Su grito me dio un valor que no sabía que tenía. Agarré una rama gruesa y, con toda mi fuerza, la clavé en el ojo de la bestia. Ella aulló, retrocediendo en una agonía cegadora.

Kael se levantó, no como un hombre herido, sino como un ángel vengador. Se abalanzó sobre la criatura y, poniendo la hoja del machete sobre su cuello grotesco, pronunció la sentencia final:

—“Y el diablo que los engañaba fue lanzado en el lago de fuego y azufre... será atormentado día y noche por los siglos de los siglos.” ¡Apocalipsis 20:10!

Con un último y poderoso movimiento, separó la cabeza horrenda del cuerpo. La bestia se desintegró en un humo negro que olía a azufre, dejando solo un rastro de pura maldad que se disipó en el viento.

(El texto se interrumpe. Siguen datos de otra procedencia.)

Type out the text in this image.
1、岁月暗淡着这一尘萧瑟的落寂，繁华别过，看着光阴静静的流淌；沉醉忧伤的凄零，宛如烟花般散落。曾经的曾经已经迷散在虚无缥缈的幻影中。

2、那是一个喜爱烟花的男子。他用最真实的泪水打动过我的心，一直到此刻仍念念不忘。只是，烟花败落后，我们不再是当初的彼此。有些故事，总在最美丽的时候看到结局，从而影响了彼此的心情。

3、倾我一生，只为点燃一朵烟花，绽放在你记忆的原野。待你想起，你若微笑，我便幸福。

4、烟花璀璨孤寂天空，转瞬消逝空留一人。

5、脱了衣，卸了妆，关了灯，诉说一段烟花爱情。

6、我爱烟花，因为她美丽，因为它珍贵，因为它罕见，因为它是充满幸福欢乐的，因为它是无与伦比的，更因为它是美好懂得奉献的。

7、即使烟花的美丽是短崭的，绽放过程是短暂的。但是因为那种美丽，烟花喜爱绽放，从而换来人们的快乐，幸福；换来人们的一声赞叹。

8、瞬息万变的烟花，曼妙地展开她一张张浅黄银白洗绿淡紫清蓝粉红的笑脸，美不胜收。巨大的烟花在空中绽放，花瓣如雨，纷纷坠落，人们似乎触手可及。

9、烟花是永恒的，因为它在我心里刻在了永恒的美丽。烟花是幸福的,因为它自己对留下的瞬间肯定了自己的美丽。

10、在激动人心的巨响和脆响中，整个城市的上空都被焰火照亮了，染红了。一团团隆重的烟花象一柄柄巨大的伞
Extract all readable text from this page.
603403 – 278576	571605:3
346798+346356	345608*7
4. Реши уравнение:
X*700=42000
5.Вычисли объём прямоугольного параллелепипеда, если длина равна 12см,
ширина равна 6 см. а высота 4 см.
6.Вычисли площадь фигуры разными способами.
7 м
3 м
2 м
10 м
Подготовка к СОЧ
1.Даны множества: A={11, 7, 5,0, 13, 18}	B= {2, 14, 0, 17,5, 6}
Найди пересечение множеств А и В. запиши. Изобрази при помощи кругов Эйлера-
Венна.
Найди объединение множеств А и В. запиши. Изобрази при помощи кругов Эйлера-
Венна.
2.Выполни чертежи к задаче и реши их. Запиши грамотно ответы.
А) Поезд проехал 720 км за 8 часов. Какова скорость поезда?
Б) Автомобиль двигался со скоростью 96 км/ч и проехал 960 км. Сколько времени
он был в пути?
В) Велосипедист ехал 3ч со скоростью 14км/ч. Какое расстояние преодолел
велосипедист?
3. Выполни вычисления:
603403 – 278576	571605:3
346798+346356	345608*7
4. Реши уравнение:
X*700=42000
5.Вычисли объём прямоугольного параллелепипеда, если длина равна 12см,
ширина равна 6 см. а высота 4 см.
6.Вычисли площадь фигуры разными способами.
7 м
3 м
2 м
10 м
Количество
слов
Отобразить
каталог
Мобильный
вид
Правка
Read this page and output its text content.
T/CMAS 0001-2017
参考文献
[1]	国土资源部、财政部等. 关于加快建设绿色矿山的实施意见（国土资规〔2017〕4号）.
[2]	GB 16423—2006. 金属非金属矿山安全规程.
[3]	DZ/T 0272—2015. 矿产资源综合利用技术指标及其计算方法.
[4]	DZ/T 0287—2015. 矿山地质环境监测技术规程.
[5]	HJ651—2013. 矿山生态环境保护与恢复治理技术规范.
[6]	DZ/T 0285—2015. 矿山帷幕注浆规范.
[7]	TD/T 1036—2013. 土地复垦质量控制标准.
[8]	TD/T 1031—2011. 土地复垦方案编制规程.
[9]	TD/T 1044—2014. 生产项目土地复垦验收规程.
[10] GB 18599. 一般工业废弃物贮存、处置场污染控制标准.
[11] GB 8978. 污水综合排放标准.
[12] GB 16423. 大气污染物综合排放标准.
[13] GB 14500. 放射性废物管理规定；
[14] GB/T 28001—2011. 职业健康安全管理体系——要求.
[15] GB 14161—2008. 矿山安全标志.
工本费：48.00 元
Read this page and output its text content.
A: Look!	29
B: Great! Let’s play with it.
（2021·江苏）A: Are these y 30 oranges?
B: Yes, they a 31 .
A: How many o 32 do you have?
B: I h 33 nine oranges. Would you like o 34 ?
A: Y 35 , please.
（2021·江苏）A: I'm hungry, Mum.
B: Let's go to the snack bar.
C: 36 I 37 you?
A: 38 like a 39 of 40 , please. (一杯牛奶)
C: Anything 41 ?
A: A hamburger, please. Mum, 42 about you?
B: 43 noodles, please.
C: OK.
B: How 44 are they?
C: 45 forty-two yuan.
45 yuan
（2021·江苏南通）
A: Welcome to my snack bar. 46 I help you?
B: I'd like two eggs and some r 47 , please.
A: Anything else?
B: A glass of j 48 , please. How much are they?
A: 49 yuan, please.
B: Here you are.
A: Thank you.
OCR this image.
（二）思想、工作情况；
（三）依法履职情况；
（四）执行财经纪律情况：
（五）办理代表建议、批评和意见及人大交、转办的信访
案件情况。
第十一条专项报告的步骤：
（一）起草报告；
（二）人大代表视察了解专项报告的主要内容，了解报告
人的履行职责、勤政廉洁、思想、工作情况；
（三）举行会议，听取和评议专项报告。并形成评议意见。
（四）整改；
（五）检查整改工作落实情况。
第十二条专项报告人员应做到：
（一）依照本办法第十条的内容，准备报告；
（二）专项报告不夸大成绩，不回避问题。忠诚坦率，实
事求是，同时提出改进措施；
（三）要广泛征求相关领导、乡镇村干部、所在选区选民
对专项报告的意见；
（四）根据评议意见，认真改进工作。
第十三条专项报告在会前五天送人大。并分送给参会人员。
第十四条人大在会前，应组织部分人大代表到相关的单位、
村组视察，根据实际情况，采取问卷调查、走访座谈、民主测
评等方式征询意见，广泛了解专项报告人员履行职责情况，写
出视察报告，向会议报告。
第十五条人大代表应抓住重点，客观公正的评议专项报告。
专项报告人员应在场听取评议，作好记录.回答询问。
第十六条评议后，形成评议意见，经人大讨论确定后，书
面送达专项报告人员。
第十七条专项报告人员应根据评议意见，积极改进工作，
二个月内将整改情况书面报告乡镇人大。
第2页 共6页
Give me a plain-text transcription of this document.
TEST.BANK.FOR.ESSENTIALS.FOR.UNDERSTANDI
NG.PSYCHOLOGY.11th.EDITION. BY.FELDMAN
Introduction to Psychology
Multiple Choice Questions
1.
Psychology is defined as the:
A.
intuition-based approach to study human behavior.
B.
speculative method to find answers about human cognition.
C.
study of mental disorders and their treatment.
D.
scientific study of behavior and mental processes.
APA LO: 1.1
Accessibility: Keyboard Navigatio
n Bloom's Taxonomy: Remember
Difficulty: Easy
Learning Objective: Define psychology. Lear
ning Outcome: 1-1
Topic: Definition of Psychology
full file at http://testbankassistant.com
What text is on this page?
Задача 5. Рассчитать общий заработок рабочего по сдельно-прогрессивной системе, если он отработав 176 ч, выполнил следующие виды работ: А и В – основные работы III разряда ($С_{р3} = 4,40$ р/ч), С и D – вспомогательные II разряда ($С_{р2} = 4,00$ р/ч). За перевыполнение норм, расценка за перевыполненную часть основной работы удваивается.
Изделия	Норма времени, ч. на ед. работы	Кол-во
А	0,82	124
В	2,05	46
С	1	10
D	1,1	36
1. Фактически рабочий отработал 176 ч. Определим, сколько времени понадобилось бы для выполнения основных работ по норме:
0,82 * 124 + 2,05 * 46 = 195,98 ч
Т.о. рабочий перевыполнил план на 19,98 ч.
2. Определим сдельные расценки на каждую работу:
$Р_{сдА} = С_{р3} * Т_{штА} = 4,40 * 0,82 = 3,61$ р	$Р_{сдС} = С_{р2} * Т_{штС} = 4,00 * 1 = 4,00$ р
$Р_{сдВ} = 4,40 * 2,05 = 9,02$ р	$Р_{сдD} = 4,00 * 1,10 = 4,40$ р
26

Jadeantes, en medio de la destrucción, nos miramos. Su mano, grande y fuerte, encontró la mía, pequeña y temblorosa. No éramos padre e hija por sangre, sino por elección y por el fuego de la batalla. Él, mi roca en la tormenta; yo, la razón por la que su fe ardía con tanta fuerza.

—Vámonos, hija —dijo, su voz ahora serena—. La noche atrae a otras cosas.

Y juntos, el guerrero y la chica de chamaca roja, nos perdimos en la espesura, dos faros de humanidad en las tinieblas del apocalipsis.